My approval of the "well rounded" approach is because indeed I believe that exposure to some non-science disciplines before entering an exacting technical profession is better training than the "gerbil in a cage" type of approach that current pre-med courses offer. It softens the edges of the human mind. It makes for "happier" students without necessarily ensuring more competent ones. MCAT scores and the brutal curriculum of the med school act as effective screening for the latter quality.

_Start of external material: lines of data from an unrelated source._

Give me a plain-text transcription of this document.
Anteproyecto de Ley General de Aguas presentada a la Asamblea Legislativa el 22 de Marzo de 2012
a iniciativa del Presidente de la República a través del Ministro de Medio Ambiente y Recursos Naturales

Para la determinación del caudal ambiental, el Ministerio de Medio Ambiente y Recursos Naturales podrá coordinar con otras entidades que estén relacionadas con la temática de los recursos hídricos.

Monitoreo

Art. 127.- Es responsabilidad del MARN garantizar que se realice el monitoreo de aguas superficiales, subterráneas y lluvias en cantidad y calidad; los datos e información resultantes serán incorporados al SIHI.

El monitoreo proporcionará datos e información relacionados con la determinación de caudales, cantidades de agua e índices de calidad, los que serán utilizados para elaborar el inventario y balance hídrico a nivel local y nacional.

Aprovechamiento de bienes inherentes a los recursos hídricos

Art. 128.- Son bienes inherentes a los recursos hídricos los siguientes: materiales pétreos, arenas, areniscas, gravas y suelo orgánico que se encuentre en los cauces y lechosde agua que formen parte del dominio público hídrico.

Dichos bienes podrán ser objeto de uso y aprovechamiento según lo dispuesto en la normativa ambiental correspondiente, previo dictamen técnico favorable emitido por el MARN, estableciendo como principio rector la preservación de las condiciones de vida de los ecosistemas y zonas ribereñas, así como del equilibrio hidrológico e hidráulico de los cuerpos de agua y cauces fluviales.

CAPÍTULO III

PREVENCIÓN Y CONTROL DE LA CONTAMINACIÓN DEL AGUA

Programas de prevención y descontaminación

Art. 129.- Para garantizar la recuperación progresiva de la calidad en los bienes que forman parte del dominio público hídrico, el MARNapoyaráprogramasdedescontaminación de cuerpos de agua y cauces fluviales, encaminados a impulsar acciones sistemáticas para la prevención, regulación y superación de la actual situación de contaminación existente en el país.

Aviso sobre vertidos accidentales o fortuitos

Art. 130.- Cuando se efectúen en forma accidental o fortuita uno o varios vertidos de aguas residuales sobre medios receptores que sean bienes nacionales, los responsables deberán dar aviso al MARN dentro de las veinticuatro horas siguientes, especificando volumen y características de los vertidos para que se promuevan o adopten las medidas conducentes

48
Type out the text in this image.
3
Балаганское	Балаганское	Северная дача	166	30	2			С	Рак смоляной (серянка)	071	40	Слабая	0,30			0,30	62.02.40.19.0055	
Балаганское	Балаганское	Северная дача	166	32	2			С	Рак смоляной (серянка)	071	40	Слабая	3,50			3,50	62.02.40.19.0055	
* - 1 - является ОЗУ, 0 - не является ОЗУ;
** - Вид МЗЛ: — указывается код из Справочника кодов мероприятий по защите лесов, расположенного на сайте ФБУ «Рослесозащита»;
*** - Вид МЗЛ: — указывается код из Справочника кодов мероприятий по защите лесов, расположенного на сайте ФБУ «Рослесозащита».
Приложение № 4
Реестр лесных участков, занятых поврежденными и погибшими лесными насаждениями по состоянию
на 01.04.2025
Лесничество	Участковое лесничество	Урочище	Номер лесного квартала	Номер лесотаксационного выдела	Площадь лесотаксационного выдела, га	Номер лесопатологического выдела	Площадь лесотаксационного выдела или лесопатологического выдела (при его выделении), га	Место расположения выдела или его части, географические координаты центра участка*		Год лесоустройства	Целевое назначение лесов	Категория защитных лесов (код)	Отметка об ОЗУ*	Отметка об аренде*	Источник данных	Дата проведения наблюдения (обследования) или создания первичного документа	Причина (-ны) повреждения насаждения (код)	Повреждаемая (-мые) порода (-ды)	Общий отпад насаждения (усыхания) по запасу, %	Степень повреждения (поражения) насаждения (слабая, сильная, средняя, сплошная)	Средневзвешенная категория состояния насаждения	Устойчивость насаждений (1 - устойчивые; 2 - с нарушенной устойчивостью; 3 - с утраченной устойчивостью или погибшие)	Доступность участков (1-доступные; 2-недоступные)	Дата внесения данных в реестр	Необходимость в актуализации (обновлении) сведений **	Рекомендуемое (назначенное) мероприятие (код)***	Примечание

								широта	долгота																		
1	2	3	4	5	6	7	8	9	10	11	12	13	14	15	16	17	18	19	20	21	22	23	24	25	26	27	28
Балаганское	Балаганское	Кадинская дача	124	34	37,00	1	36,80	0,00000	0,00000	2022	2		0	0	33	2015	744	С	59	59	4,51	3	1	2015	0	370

This article reminded me of my son who started college enrolled in the honors program in natural sciences and a major in chemistry. A month and a half into his first semester, he called home to say that the "all science" curriculum was mind numbingly boring and stifling. I still remember what he said to me in exasperation : "I will forget to write if I just do physics, chemistry and math." I asked him to add some humanities courses. He decided to go one step further and added a second major in Plan II ( an integrated liberal arts major offered at UT) to his already challenging schedule. There is no doubt in my mind (and his) that his excellence in chemistry / physics / math was aided substantially by the English, philosophy, history and music classes he ended up taking.

Point well taken, Ruchira. I wasn't being cynical enough in my lament. Of course students are already calculative and instrumental. When I wrote the comment, I had in mind the AP article (now unavailable) appearing in the NYT to which I linked in an earlier post. The story mentioned a high school teacher who advised students to make deliberate mistakes in their applications to college, essentially to feign "authenticity." I'm detecting a trend in the institutionalization of instrumentalism. But it's a mistake to imagine that these strategies aren't already widespread.